Recently, Puerto Rico’s Governor, Ricardo Rosselló of the pro-statehood New Progressive Party (PNP) announced that he is resigning effective August 2. The announcement came after truly massive street protests, which reached a crescendo on Monday July 23, when half a million people (in a country of only 3.2 million inhabitants) filled the streets of San Juan and other Puerto Rican towns and cities demanding the governor’s resignation.
The immediate cause of the upsurge was the revelation, on July 13, of a series of text messages in which Rosselló and a group of his cronies, officials and political allies made sexist and homophobic comments about their political opponents, joked about killing San Juan Mayor Carmen Yulín Cruz, and mocked people who died in Hurricane María. The “Chatgate” revelations came on top of the indictment of several officials for corruption, including possible theft of hurricane relief money. But the roots of the ensuing protests go much deeper.
Most gratifying is the sheer scale of the people’s mobilization in San Juan, in other cities and towns around Puerto Rico, and in the Puerto Rican diaspora worldwide. Women, trade unions, youth and students rose up and said “no!” This is the harbinger of more victories to come, for “El pueblo unido jamás será vencido”—“the people united will never be defeated!”
It is also clear that the working class and people of Puerto Rico do not see the resignation of governor Rosseló as the end of the struggle, but more like the beginning of a new and more advanced stage. For behind Rosseló and his clique stands imperialism, which, for more than a hundred years, has subjected Puerto Rico to its exploitative, abusive and undemocratic rule.
Laws made in Washington at the behest of U.S. and transnational corporations have resulted in the undermining and looting of the island nation’s economy. Protests against U.S. control have been met with violent repression, but the Puerto Rican people have always fought back.

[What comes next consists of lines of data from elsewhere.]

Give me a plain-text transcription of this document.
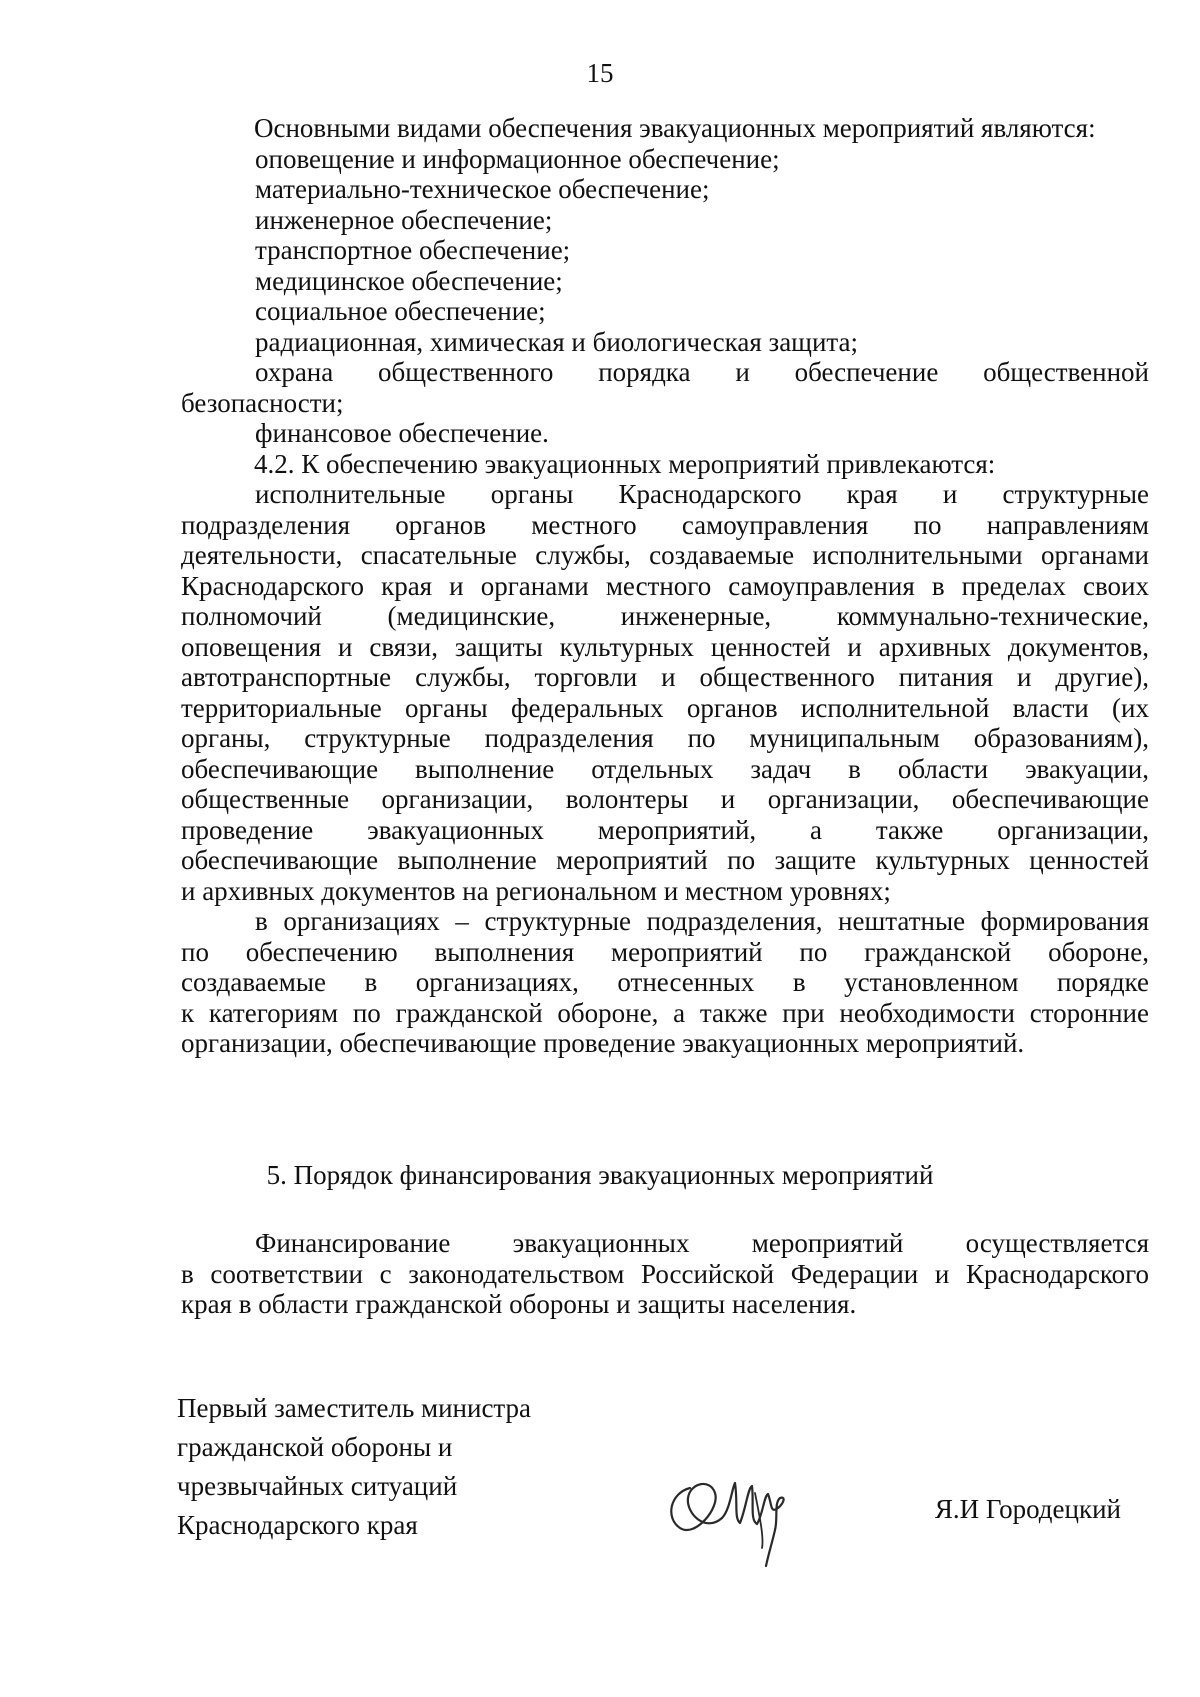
15
Основными видами обеспечения эвакуационных мероприятий являются:
оповещение и информационное обеспечение;
материально-техническое обеспечение;
инженерное обеспечение;
транспортное обеспечение;
медицинское обеспечение;
социальное обеспечение;
радиационная, химическая и биологическая защита;
охрана общественного порядка и обеспечение общественной
безопасности;
финансовое обеспечение.
4.2. К обеспечению эвакуационных мероприятий привлекаются:
исполнительные органы Краснодарского края и структурные
подразделения органов местного самоуправления по направлениям
деятельности, спасательные службы, создаваемые исполнительными органами
Краснодарского края и органами местного самоуправления в пределах своих
полномочий (медицинские, инженерные, коммунально-технические,
оповещения и связи, защиты культурных ценностей и архивных документов,
автотранспортные службы, торговли и общественного питания и другие),
территориальные органы федеральных органов исполнительной власти (их
органы, структурные подразделения по муниципальным образованиям),
обеспечивающие выполнение отдельных задач в области эвакуации,
общественные организации, волонтеры и организации, обеспечивающие
проведение эвакуационных мероприятий, а также организации,
обеспечивающие выполнение мероприятий по защите культурных ценностей
и архивных документов на региональном и местном уровнях;
в организациях – структурные подразделения, нештатные формирования
по обеспечению выполнения мероприятий по гражданской обороне,
создаваемые в организациях, отнесенных в установленном порядке
к категориям по гражданской обороне, а также при необходимости сторонние
организации, обеспечивающие проведение эвакуационных мероприятий.
5. Порядок финансирования эвакуационных мероприятий
Финансирование эвакуационных мероприятий осуществляется
в соответствии с законодательством Российской Федерации и Краснодарского
края в области гражданской обороны и защиты населения.
Первый заместитель министра
гражданской обороны и
чрезвычайных ситуаций
Краснодарского края
Я.И Городецкий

In the 1970’s a large protest movement forced the U.S. Navy to withdraw from Culebra Island, east of the Puerto Rican mainland. Similarly, in the 1990s and early 2000’s the people of Puerto Rico mounted an epic struggle to end the U.S. military’s use of the island of Vieques as a bombing range. No sooner was that struggle victorious than a follow up struggle was mounted to clean up the environmental damage the military had caused. The struggle of Puerto Rican labor to prevent the privatization of the island’s telephone services has also reached an epic scale.
In recent years, Puerto Rico has been saddled with the “Fiscal Control Board” established by the U.S. Congress’s 2016 PROMESA act. The Fiscal Control Board is an unelected body imposed on the Puerto Rican people by Congress, a body in which Puerto Rico has no voting representation. The Fiscal Control Board represents the interests of finance capital, and its purpose is to “solve” Puerto Rico’s massive debt problem on the backs of ordinary working-class Puerto Ricans, by means of the standard neoliberal policies of austerity and privatization. From the start, the Puerto Rican people have been fighting against the Fiscal Control Board, to defend their public services against disastrous cuts and privatization schemes. The Federation of Teachers of Puerto Rico, along with other public service workers’ unions, has played an outstanding role in that struggle.
So when Hurricane Maria struck Puerto Rico in September of 2017 devastating the island’s essential physical and human infrastructure and causing thousands of deaths, and when neither the right wing government in San Juan nor the one in Washington DC proved equal to the task of providing emergency aid, Puerto Rican labor and other grassroots organizations rose to the challenge.
The massive reaction to the corruption allegations against governor Rosselló’s administration, followed immediately by the release of the insulting, misogynistic and homophobic comments by Rosselló and his cronies, are simply more evidence of the fighting spirit of the Puerto Rican workers and their unions, and of the whole Puerto Rican nation.
The Communist Party USA is confident that this fighting spirit will overcome Puerto Rico’s current difficulties, and put an end to the unjust colonial regime to which the nation has been subjected for more than a century.
The Communist Party USA salutes the women, workers, and youth of Puerto Rico, all in their unique ways contributed mightily to the success of the massive peoples uprising.